Toronto Residents Sacrifice Comfort for Eglinton Crosstown LRT Development
Construction of the Eglinton Crosstown Light Rail Transit (LRT) began approximately four years ago and, besides the inevitable traffic delays, Toronto citizens were content with Metrolinx occupying Eglinton Avenue.
But recent underground tunnelling has reached the surface, disturbing the homes of some residents in the Eglinton-Avenue area with noise and vibrations, similar to a minor ongoing earthquake.
Metrolinx Media Relations & Issues Specialist Alex Burke said they’re currently carrying out preparatory work such as, “identification and relocation of utilities, demolition of some acquired properties, assessments for potential noise and vibration impacts, installation of monitoring equipment and evaluations of the soil conditions.”
Burke says this work is in preparation for station construction activities.
Metrolinx Strategic Communications Manager Anne Marie Aikins told CBC News about 12 residents around the Avenue and Eglinton area have complained about the drilling noises that continue 24 hours a day.
Aikins said these are the first noise complaints in a year since Metrolinx started digging from Black Creek Drive towards Yonge Street. And she thinks it’s because the ground near Avenue Road is more compact — and noisier.

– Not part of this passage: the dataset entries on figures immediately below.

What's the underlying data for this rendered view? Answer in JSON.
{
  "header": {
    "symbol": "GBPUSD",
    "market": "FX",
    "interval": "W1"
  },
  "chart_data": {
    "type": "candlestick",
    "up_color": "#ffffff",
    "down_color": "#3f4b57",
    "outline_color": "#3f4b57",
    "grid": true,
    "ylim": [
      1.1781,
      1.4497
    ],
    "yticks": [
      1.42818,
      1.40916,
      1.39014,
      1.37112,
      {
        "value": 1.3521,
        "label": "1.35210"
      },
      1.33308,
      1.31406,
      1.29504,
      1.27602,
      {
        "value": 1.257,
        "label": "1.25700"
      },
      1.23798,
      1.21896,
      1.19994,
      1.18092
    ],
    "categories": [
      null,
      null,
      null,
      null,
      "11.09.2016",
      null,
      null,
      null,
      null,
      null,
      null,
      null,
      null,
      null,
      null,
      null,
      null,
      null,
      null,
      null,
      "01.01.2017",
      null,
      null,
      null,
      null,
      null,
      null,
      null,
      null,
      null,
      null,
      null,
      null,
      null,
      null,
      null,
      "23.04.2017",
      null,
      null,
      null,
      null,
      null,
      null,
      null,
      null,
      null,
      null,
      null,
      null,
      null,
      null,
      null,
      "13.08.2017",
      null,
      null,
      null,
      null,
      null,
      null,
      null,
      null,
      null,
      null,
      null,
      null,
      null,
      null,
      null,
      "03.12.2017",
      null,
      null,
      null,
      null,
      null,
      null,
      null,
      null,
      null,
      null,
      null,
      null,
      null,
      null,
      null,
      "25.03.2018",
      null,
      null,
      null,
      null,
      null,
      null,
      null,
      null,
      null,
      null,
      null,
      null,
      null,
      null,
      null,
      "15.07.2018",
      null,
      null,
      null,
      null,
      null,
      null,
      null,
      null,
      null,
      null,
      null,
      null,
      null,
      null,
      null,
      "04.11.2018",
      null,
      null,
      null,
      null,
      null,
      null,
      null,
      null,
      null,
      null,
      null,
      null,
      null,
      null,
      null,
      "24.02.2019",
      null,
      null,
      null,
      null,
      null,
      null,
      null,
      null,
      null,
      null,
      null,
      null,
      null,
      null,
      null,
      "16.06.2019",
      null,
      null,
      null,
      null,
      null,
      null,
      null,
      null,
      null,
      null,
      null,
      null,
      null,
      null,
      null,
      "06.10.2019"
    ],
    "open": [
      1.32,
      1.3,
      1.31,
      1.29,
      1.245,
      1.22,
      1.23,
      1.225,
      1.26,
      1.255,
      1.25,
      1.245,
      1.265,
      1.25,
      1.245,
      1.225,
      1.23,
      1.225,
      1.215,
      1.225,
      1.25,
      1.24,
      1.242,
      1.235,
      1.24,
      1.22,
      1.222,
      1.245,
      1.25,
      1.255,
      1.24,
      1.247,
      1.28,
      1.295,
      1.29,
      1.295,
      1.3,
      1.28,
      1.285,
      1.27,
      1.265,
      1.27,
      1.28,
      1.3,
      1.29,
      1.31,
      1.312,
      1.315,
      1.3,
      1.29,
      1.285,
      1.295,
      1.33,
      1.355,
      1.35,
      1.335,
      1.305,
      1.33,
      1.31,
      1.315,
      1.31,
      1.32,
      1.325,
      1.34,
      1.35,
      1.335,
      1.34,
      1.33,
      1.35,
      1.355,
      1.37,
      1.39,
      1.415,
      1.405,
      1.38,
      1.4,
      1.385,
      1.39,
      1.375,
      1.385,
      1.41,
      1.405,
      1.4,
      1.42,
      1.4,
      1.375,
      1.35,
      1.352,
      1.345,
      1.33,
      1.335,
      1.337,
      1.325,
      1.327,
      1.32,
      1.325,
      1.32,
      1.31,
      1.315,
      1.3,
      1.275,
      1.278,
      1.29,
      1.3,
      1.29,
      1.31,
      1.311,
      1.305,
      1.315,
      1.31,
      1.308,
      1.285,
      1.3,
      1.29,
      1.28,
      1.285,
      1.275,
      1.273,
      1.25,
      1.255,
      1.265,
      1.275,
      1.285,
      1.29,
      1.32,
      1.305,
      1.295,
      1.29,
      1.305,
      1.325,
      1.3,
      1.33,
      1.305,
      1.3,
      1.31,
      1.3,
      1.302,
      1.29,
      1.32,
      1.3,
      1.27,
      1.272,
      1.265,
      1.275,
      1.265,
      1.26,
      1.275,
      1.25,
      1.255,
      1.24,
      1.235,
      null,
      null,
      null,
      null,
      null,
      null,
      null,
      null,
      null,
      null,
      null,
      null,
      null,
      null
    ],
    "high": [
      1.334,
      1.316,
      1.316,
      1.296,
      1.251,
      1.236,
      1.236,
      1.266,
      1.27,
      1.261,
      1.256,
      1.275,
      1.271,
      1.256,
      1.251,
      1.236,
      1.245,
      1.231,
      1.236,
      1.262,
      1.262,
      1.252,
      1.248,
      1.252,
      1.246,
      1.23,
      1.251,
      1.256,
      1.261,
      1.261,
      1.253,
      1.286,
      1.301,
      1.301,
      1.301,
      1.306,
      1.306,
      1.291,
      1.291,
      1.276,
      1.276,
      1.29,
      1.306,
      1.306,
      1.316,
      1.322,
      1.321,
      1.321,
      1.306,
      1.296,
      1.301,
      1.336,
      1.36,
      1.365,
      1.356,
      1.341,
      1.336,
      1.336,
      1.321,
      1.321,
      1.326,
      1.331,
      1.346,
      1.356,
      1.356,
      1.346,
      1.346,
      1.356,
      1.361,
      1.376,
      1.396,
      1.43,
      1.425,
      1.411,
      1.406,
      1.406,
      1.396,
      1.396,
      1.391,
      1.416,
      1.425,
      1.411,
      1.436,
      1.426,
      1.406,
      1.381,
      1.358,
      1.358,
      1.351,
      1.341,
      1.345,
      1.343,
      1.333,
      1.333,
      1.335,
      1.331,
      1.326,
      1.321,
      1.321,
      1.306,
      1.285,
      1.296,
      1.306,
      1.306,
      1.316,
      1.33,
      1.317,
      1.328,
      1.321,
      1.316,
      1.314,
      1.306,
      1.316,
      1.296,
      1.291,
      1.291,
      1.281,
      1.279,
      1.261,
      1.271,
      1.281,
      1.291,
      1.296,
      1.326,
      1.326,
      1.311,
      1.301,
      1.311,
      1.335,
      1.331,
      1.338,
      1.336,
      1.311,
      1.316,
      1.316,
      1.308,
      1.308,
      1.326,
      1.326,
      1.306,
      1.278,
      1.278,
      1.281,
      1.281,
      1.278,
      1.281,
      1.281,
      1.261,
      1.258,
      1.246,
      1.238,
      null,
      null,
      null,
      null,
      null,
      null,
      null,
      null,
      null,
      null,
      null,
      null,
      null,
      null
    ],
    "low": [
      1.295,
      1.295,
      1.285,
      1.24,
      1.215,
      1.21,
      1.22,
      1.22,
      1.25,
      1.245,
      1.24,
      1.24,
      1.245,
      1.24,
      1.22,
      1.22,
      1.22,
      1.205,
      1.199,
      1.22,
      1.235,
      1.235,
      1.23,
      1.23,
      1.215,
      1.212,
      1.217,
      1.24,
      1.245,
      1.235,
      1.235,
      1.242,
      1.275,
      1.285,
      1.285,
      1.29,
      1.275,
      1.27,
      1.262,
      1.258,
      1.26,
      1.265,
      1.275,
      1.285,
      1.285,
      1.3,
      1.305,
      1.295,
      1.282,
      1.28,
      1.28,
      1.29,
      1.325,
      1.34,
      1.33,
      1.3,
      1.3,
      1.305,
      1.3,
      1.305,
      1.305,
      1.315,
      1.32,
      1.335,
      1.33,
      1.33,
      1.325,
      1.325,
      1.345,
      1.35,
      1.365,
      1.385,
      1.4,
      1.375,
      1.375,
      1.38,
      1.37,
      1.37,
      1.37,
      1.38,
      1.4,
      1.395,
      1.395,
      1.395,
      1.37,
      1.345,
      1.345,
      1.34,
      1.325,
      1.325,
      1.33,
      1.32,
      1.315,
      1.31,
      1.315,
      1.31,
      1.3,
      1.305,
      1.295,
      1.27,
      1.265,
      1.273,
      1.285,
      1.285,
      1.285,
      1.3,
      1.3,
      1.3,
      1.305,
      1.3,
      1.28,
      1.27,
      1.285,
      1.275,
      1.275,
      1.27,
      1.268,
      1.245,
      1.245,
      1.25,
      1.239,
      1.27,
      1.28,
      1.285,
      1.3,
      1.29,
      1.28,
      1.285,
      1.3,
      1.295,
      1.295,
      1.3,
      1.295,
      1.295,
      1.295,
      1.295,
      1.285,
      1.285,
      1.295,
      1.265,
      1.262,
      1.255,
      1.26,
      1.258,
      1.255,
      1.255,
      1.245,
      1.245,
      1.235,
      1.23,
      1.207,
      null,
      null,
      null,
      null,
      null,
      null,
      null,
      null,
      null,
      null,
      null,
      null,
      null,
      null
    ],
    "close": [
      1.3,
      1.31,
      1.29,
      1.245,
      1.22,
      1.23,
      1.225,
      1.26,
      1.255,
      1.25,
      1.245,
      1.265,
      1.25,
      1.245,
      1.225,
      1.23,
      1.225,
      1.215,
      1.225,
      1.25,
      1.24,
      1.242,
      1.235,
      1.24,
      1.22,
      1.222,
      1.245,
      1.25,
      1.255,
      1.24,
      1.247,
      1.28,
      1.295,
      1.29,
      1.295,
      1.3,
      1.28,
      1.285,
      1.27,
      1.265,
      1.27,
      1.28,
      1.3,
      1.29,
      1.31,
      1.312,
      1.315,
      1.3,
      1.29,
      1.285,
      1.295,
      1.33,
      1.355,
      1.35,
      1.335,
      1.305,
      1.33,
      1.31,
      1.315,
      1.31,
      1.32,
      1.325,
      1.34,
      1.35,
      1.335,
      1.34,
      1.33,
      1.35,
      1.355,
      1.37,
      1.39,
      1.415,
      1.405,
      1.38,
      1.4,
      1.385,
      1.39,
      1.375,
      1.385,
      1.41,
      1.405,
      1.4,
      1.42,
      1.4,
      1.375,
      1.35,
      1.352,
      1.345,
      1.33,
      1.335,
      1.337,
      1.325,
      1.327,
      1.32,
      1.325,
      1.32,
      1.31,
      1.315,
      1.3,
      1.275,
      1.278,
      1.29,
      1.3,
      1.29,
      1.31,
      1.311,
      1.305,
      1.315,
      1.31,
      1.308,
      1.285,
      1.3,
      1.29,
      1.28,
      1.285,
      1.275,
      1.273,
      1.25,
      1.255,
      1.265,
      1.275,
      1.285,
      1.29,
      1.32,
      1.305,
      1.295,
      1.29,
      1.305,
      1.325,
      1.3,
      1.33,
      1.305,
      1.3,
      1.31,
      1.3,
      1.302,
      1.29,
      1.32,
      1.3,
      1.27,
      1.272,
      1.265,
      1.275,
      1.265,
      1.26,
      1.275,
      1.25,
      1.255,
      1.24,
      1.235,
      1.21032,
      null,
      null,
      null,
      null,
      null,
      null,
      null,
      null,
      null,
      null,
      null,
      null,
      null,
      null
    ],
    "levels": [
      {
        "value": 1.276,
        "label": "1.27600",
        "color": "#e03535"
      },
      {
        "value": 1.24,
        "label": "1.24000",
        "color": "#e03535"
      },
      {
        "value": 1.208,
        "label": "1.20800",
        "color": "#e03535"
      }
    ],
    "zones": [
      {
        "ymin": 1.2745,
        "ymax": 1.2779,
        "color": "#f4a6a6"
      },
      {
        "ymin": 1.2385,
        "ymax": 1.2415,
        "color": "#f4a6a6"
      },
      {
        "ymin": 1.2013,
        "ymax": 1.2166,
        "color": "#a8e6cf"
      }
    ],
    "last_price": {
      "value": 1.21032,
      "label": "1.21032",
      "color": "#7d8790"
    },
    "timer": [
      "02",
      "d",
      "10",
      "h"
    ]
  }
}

“It is a harder soil to get through, and it’s probably because it’s an older neighbourhood,” she said. “It does cause more vibrations.”
Unfortunately, Metrolinx says taking breaks during the night would extend the project’s construction by at least two years.
The underground tunnelling may be a disturbance to some, but the longterm benefits of a light rail that travels across the city exceed any temporary nuisances.